A crise financeira e económica resulta de erros de gestão do capital e do trabalho. Deficiente planificação dos gestores públicos e privados, políticos ou não levou-nos a uma situação calamitosa que, na minha opinião, vai ser impossível de ultrapassar. As razões, que sustentam o meu raciocínio, são muito simples.
Primeira, o capital não está interessado no trabalho, embora dependa dele, despreza-o e explora-o. Nunca como agora as empresas se estão a aproveitar do momento para contratar pessoal qualificado ou não, pagando-lhes o mínimo salário possível. Exigem tudo e não pagam ao trabalhador o que é justo, as horas extraordinárias e dentro do prazo definido por lei. Não se preocupam em reorganizar, rentabilizar e potencializar recursos disponíveis. A produção máxima a custos reduzidos permitindo uma elevada faturação é o seu único objectivo.
Segunda, o setor financeiro investiu muito mais capital no estrangeiro do que cá. Logo, o dinheiro saiu muito mais do que entrou. O investimento em Portugal está condenado por causa das nossas leis e da sua aplicabilidade, da burocratização dos processos e da reduzidíssima celeridade da justiça. O despesismo do estado em obras públicas desnecessárias criou postos de trabalho precários e temporários, mas hipotecou as finanças para o resto das nossas vidas.
Terceira, o trabalho é que está a pagar a crise, ou seja, é ao rendimento do trabalho que se vai buscar receita em impostos ou contribuições para corrigir o esbanjamento do lado da despesa pública e privada. Sacrifica-se o contribuinte para obter receita imediata e não se combate a despesa do estado e das empresas.
Quarta, o endividamento das famílias é muito elevado quer por culpa própria, quer por irresponsabilidade, mais uma vez, do setor financeiro. A obsessão constante das instituições bancárias e seguradoras em apresentar lucros consecutivos influenciou e pressionou os particulares e as empresas a aderir a produtos que as suas contas correntes não podiam suportar.
Quinta, o uso da política para a promoção financeira e social atingiu níveis nunca vistos. Os políticos não servem a política, mas servem-se dela. O servir a causa pública é pura retórica. O compadrio, o tráfico de influências e a corrupção estão profundamente enraizados na nossa sociedade e nunca deixarão de existir. A promiscuidade entre o estado e as empresas atingiu limites impensáveis, onde a circulação bilateral sem pudor de pessoas e bens é escandalosa.

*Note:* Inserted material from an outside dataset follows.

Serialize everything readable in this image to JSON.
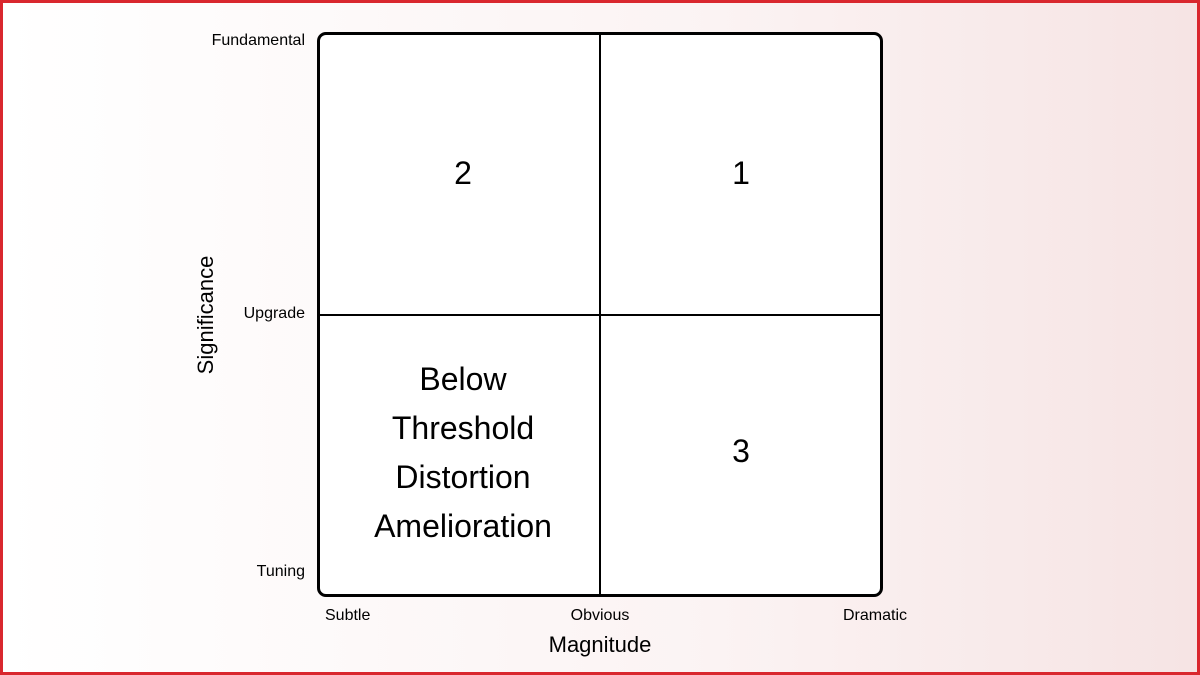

Sexta, os salários são baixos relativamente ao custo de vida, os aumentos salariais e as progressões nas carreiras estão congeladas e não se vislumbra quando deixarão de estar. Os impostos aumentaram e os benefícios fiscais e sociais diminuíram, o custo de vida aumenta, o desemprego não diminui, a economia não cresce.
Sétima, se não se imputa responsabilidade civil e criminal aos gestores pela contabilidade durante o período em que permanecem nos cargos, quem é que tem vontade de trabalhar? Porquê? Porque devemos ajudar a recuperar um país em que o povo muito pouco contribuiu para o seu estado actual? Para quê? Para entregar a gestão dos dinheiros públicos a indivíduos academicamente incapazes que só buscam a sua ascensão pessoal?
Oitava, os sacrifícios não são para todos, são mais para uns do que para outros. Não são para todos, porque o capital não está a contribuir com mais impostos para reduzir a crise como devia. Mais para uns do que para outros, porque uns são sobrecarregados com reduções salariais e perda de “metade” do subsídio de natal e outros não.
Em face disto tudo, quem é que tem motivação para trabalhar? E, por favor, não me venham com essa falácia de que temos que ajudar a recuperar o país. Quem assim fala, normalmente, pouco trabalha ou ganha acima da média. A crise já há muito tempo afetou a vontade de fazer mais, de melhorar. As pessoas só querem sobreviver ao trabalho e à sua vida, elas já não aspiram a mais nada. Não as martirizem mais, sacrifiquem-se “vocês”.
Vontade de trabalhar, onde andas tu? Procuro-te por todo o lado, mas não te encontro.